In keeping with modern celebration traditions, we emphasized education and achievement with speakers, performances, and educational events that welcomed over 200 people through virtual and in-person programming. In partnership with Joseph McGill of the Slave Dwelling Project and Tammy Denease of Hidden Women Productions, we presented programs that promoted history through the lens of the enslaved in a tangible and authentic way to local senior centers, students, and the community on Friday and Saturday.
The Friday night Campfire Conversation centered around artist Jazzmen Lee-Johnson’s pieces illustrating Adam Jackson, his family, and New London historical events. It sparked in-depth conversations about Northern Slavery and its roots, inspiring participants to think honestly about Northern complicity in the slave trade. Students, NAACP, community leaders, and clergy participated in the three-day event, culminating in Sunday church services and an afternoon of music with the New London High School Jazz Band and The Jim Hunter Group Jazz Ensemble.

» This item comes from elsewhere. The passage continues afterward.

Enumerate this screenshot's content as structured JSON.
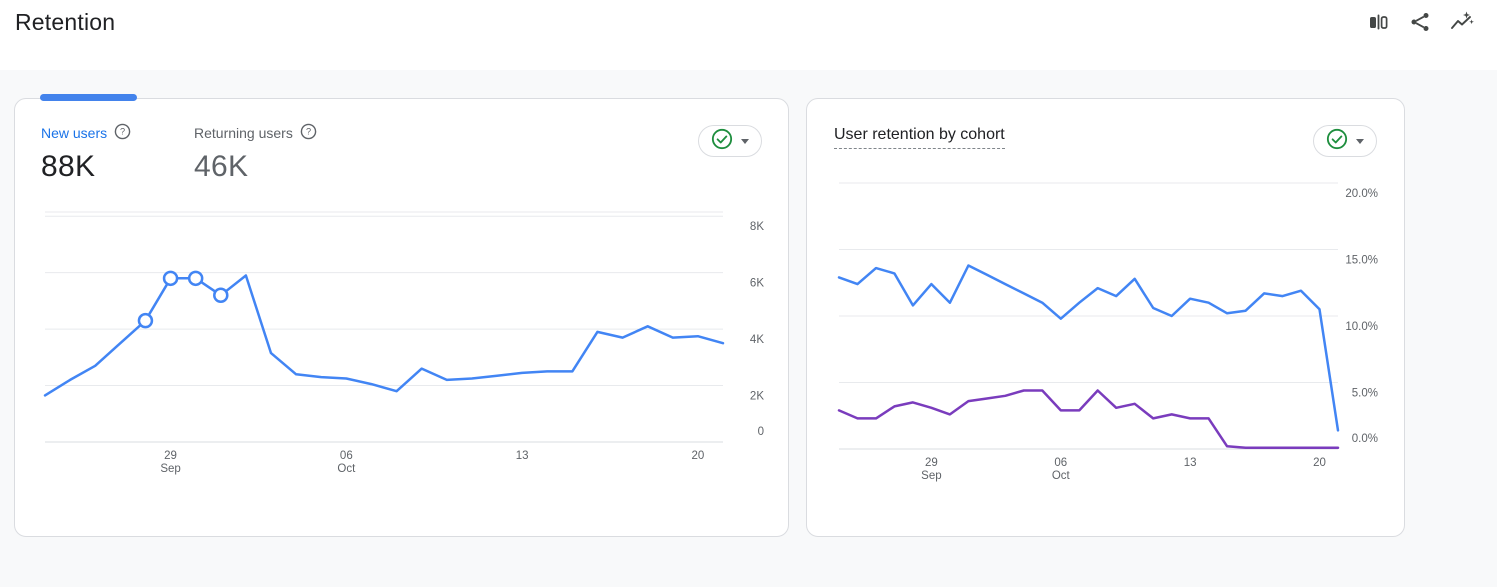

Next year, in partnership with the New London Historical Society, we will host an overnight conversation program with Joseph McGill and the Slave Dwelling Project. Guests will have the opportunity to further the conversation with Joe and other historians by sleeping in the Shaw Mansion, which housed several enslaved people.
This map shows where Connecticut Landmarks’ visitors live by ZIP code. The darker the shaded region, the more of our visitors live there
Suffield, Coventry, and Hartford are the top three Connecticut cities where our visitors live. 55% of visitors to CT Landmarks’ historic sites live in Connecticut, while New York and Massachusetts follow in second and third place.